Gigih Prakoso, Direktur Utama PGN, mengatakan PGN membuka opsi untuk mensinergikan Saka dengan Pertamina. Jika ini terjadi maka Saka akan langsung berada dibawah holding migas. Tidak langsung dibawah PGN. Dari sisi model bisnis, Saka memiliki kesamaan dengan Pertamina yang juga bergerak di sektor hulu.
“Memang benar Saka dalam proses bicara dengan Pertamina agar bisa diintegrasikan Pertamina. Nature bisnis Saka beda dengan PGN yang utility company, sehingga secara risiko dan bisnis lebih cocok disinergikan ke Pertamina,” ungkap Gigih.
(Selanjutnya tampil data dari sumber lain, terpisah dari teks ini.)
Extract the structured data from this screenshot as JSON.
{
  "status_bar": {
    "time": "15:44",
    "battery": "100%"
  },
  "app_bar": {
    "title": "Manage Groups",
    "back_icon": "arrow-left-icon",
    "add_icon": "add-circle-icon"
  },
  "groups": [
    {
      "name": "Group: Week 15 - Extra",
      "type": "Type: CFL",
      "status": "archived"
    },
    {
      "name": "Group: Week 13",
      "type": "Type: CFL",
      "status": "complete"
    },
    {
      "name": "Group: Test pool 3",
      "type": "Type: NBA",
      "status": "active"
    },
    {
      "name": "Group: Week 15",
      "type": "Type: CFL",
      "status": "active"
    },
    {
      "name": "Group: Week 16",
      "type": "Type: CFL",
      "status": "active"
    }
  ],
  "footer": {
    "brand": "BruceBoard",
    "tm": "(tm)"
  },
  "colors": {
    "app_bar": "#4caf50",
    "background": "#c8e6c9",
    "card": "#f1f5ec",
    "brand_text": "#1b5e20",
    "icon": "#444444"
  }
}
Hingga September 2019, lifting migas Saka tercatat sebesar 29.622 boepd, turun 27% dibanding dengan periode yang sama 2018 sebesar 40.552 boepd. Produksi minyak pada sembilan bulan pertama di 2019 sebesar 1,5 juta barel dan gas 23,62 triliun british thermal unit.
Nofriadi, Direktur Utama Saka Energi, mengungkapkan untuk mendorong peningkatan produksi migas Saka hingga menjadi 50 ribu barel setara minyak per hari (boepd) pada 2024, tidak bisa mengandalkan aset blok migas yang telah dimiliki.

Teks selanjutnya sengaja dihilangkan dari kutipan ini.